Anyway I wish you luck if you do get a tag. Spot stock is not easy and I personaly have more respect for a guy who can get one spot and stock rather then using hounds. In all the years Ive tried it I have seen two cats. One I let walk because it had a collar the other one I was to far away and new it would be gone before I could get to it. But About 1out of 2 years that I don't have a tag in my hand I will see one. I think alot is just being in the right place at the right time and if you are in an area with alot of sign your odds will go way up. GOOD LUCK!


----------



## Dukes_Daddy (Nov 14, 2008)

Study cats around the neighborhood.


----------



## annieks (Dec 8, 2009)

I checked into a campground in Salina, Utah, this afternoon. Took my dog out for a walk, and looked across a field - I saw a very large black cat-like creature with a long tail walking - slinking better describes it - along a fence line.
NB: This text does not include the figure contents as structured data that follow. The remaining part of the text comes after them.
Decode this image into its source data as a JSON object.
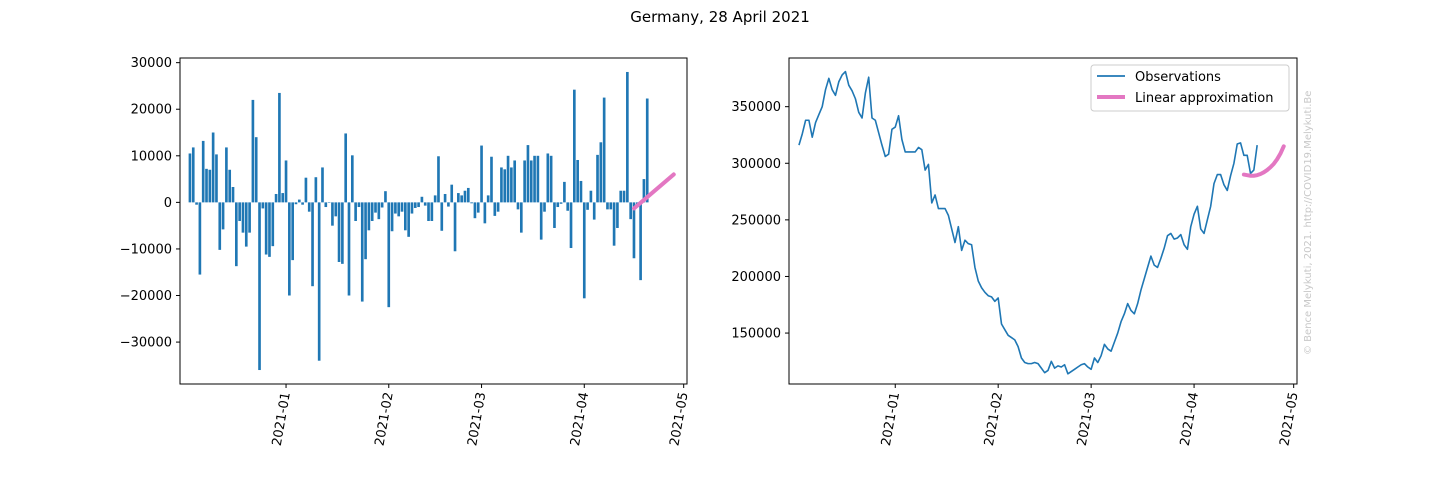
{
  "figure": {
    "title": "Germany, 28 April 2021",
    "credit": "© Bence Melykuti, 2021. http://COVID19.Melykuti.Be"
  },
  "colors": {
    "observations": "#1f77b4",
    "approximation": "#e377c2"
  },
  "chart_data": [
    {
      "type": "bar",
      "title": "",
      "xlabel": "",
      "ylabel": "",
      "x_start": "2020-12-03",
      "x_end": "2021-04-28",
      "xlim": [
        "2020-11-30",
        "2021-05-02"
      ],
      "ylim": [
        -39000,
        31000
      ],
      "x_ticks": [
        "2021-01",
        "2021-02",
        "2021-03",
        "2021-04",
        "2021-05"
      ],
      "y_ticks": [
        30000,
        20000,
        10000,
        0,
        -10000,
        -20000,
        -30000
      ],
      "series": [
        {
          "values": [
            10500,
            11800,
            -500,
            -15500,
            13200,
            7200,
            7000,
            15000,
            10300,
            -10200,
            -5800,
            11800,
            7000,
            3300,
            -13700,
            -4000,
            -6500,
            -9500,
            -6500,
            22000,
            14000,
            -36000,
            -1300,
            -11200,
            -11700,
            -9400,
            1800,
            23500,
            2000,
            9000,
            -20000,
            -12400,
            -400,
            600,
            -500,
            5300,
            -2000,
            -18000,
            5400,
            -34000,
            7500,
            -1000,
            -100,
            -5000,
            -3000,
            -12800,
            -13200,
            14800,
            -20000,
            10100,
            -4000,
            -1000,
            -21300,
            -12200,
            -6000,
            -4000,
            -2200,
            -3600,
            -1100,
            2400,
            -22500,
            -6200,
            -2400,
            -3000,
            -2000,
            -6000,
            -7400,
            -2400,
            -1200,
            -1000,
            1200,
            -700,
            -4000,
            -4000,
            1500,
            9900,
            -6100,
            1800,
            -900,
            3800,
            -10500,
            2000,
            1500,
            2500,
            3100,
            -200,
            -3400,
            -2200,
            12200,
            -4500,
            1500,
            9800,
            -2900,
            -2000,
            7500,
            7100,
            10000,
            7500,
            9000,
            -1500,
            -6500,
            9000,
            12300,
            9000,
            10000,
            10000,
            -8000,
            -2000,
            10500,
            10000,
            -5500,
            -1000,
            -300,
            4400,
            -1800,
            -9800,
            24200,
            9100,
            4600,
            -20600,
            -1600,
            2500,
            -3700,
            10200,
            12900,
            22500,
            -1500,
            -1500,
            -9300,
            -5500,
            2500,
            2500,
            28000,
            -3600,
            -12000,
            -1000,
            -16700,
            5000,
            22300
          ]
        }
      ],
      "approximation": {
        "x": [
          "2021-04-16",
          "2021-04-28"
        ],
        "y": [
          -1300,
          6000
        ]
      }
    },
    {
      "type": "line",
      "title": "",
      "xlabel": "",
      "ylabel": "",
      "x_start": "2020-12-03",
      "x_end": "2021-04-28",
      "xlim": [
        "2020-11-30",
        "2021-05-02"
      ],
      "ylim": [
        105000,
        393000
      ],
      "x_ticks": [
        "2021-01",
        "2021-02",
        "2021-03",
        "2021-04",
        "2021-05"
      ],
      "y_ticks": [
        350000,
        300000,
        250000,
        200000,
        150000
      ],
      "legend_position": "top-right",
      "series": [
        {
          "name": "Observations",
          "values": [
            316000,
            326000,
            338000,
            338000,
            323000,
            336000,
            343000,
            350000,
            365000,
            375000,
            365000,
            360000,
            372000,
            378000,
            381000,
            369000,
            364000,
            357000,
            345000,
            340000,
            362000,
            376000,
            340000,
            338000,
            327000,
            316000,
            306000,
            308000,
            330000,
            332000,
            342000,
            321000,
            310000,
            310000,
            310000,
            310000,
            314000,
            312000,
            294000,
            299000,
            265000,
            272000,
            260000,
            260000,
            260000,
            254000,
            242000,
            230000,
            244000,
            223000,
            232000,
            229000,
            228000,
            208000,
            196000,
            190000,
            186000,
            183000,
            182000,
            178000,
            181000,
            158000,
            153000,
            148000,
            146000,
            144000,
            138000,
            128000,
            124000,
            123000,
            123000,
            124000,
            123000,
            119000,
            115000,
            117000,
            125000,
            119000,
            121000,
            120000,
            122000,
            114000,
            116000,
            118000,
            120000,
            122000,
            123000,
            120000,
            118000,
            128000,
            124000,
            130000,
            140000,
            136000,
            134000,
            142000,
            150000,
            160000,
            167000,
            176000,
            170000,
            167000,
            176000,
            188000,
            198000,
            208000,
            218000,
            210000,
            208000,
            216000,
            225000,
            236000,
            238000,
            233000,
            234000,
            237000,
            228000,
            224000,
            244000,
            255000,
            262000,
            242000,
            238000,
            250000,
            262000,
            282000,
            290000,
            290000,
            281000,
            276000,
            289000,
            300000,
            317000,
            318000,
            307000,
            307000,
            291000,
            294000,
            316000
          ]
        }
      ],
      "approximation": {
        "name": "Linear approximation",
        "x": [
          "2021-04-16",
          "2021-04-17",
          "2021-04-18",
          "2021-04-19",
          "2021-04-20",
          "2021-04-21",
          "2021-04-22",
          "2021-04-23",
          "2021-04-24",
          "2021-04-25",
          "2021-04-26",
          "2021-04-27",
          "2021-04-28"
        ],
        "y": [
          290000,
          289500,
          289000,
          289000,
          289500,
          290500,
          292000,
          294000,
          296500,
          299500,
          303500,
          308500,
          315000
        ]
      }
    }
  ]
}
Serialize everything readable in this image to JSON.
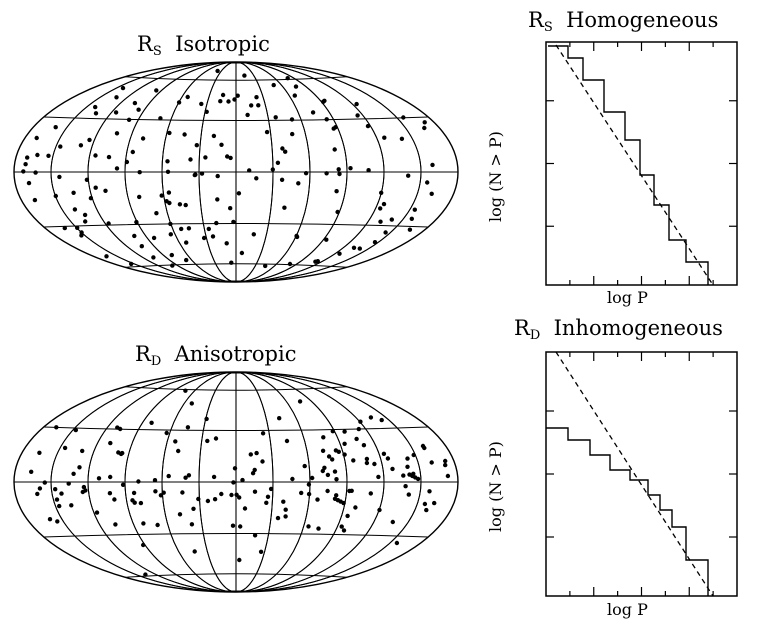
{
  "figure": {
    "panels": [
      {
        "title_main": "R",
        "title_sub": "S",
        "title_rest": "Isotropic"
      },
      {
        "title_main": "R",
        "title_sub": "S",
        "title_rest": "Homogeneous",
        "xlabel": "log P",
        "ylabel": "log (N > P)"
      },
      {
        "title_main": "R",
        "title_sub": "D",
        "title_rest": "Anisotropic"
      },
      {
        "title_main": "R",
        "title_sub": "D",
        "title_rest": "Inhomogeneous",
        "xlabel": "log P",
        "ylabel": "log (N > P)"
      }
    ]
  }
}
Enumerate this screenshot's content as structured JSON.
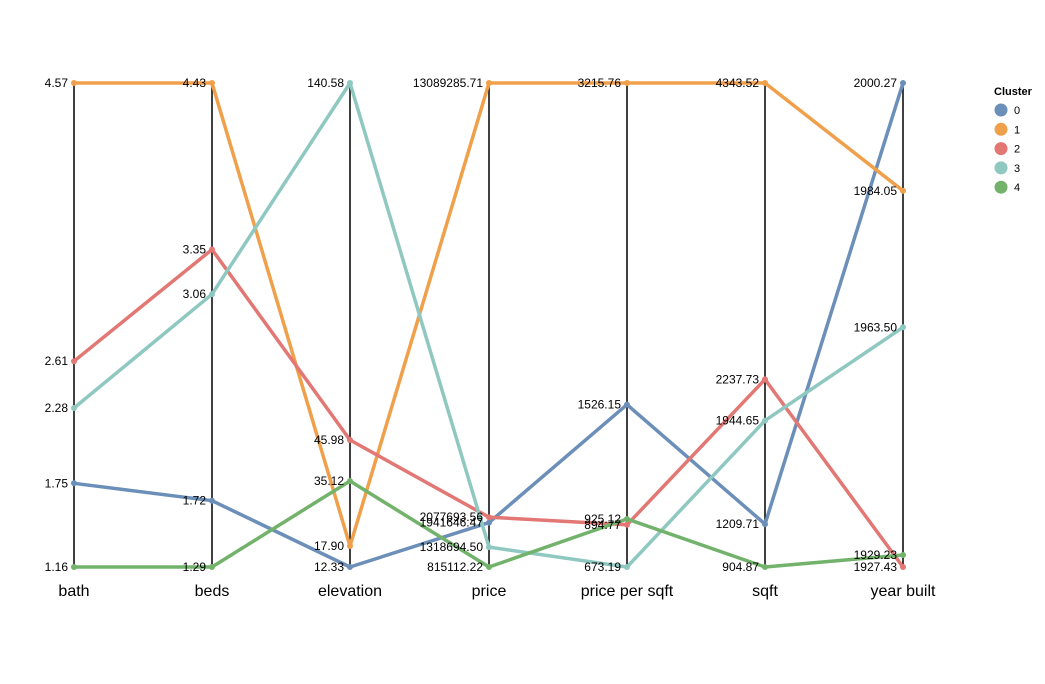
{
  "chart_data": {
    "type": "parallel-coordinates",
    "axes": [
      "bath",
      "beds",
      "elevation",
      "price",
      "price per sqft",
      "sqft",
      "year built"
    ],
    "axis_ranges": [
      [
        1.16,
        4.57
      ],
      [
        1.29,
        4.43
      ],
      [
        12.33,
        140.58
      ],
      [
        815112.22,
        13089285.71
      ],
      [
        673.19,
        3215.76
      ],
      [
        904.87,
        4343.52
      ],
      [
        1927.43,
        2000.27
      ]
    ],
    "legend": {
      "title": "Cluster",
      "placement": "top-right"
    },
    "series": [
      {
        "name": "0",
        "color": "#6b8fb8",
        "values": [
          1.75,
          1.72,
          12.33,
          1941646.47,
          1526.15,
          1209.71,
          2000.27
        ],
        "labels": [
          "1.75",
          "1.72",
          "12.33",
          "1941646.47",
          "1526.15",
          "1209.71",
          "2000.27"
        ]
      },
      {
        "name": "1",
        "color": "#f0a04b",
        "values": [
          4.57,
          4.43,
          17.9,
          13089285.71,
          3215.76,
          4343.52,
          1984.05
        ],
        "labels": [
          "4.57",
          "4.43",
          "17.90",
          "13089285.71",
          "3215.76",
          "4343.52",
          "1984.05"
        ]
      },
      {
        "name": "2",
        "color": "#e27774",
        "values": [
          2.61,
          3.35,
          45.98,
          2077693.56,
          894.77,
          2237.73,
          1927.43
        ],
        "labels": [
          "2.61",
          "3.35",
          "45.98",
          "2077693.56",
          "894.77",
          "2237.73",
          "1927.43"
        ]
      },
      {
        "name": "3",
        "color": "#8fc8c1",
        "values": [
          2.28,
          3.06,
          140.58,
          1318694.5,
          673.19,
          1944.65,
          1963.5
        ],
        "labels": [
          "2.28",
          "3.06",
          "140.58",
          "1318694.50",
          "673.19",
          "1944.65",
          "1963.50"
        ]
      },
      {
        "name": "4",
        "color": "#72b26b",
        "values": [
          1.16,
          1.29,
          35.12,
          815112.22,
          925.12,
          904.87,
          1929.23
        ],
        "labels": [
          "1.16",
          "1.29",
          "35.12",
          "815112.22",
          "925.12",
          "904.87",
          "1929.23"
        ]
      }
    ]
  }
}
So I went inside and got out my laptop and googled "panther" and then "cougar" then tried "Utah Wildlife". I think I saw one, a black cougar! Odd that such a creature would be so close to a populated area, and a main highway - I-70.


----------



## Kevin D (Sep 15, 2007)

annieks said:


> I checked into a campground in Salina, Utah, this afternoon. Took my dog out for a walk, and looked across a field - I saw a very large black cat-like creature with a long tail walking - slinking better describes it - along a fence line. So I went inside and got out my laptop and googled "panther" and then "cougar" then tried "Utah Wildlife". I think I saw one, a black cougar! Odd that such a creature would be so close to a populated area, and a main highway - I-70.


I hope you managed to capture the black cougar on film, because it has never been proved that they even exist. Jaguars are known to have a black color phase, but not cougars. In the hundreds of years since North America has been settled, no physical evidence exists suggesting they are anything more than products of overactive imaginations. Sorry.


----------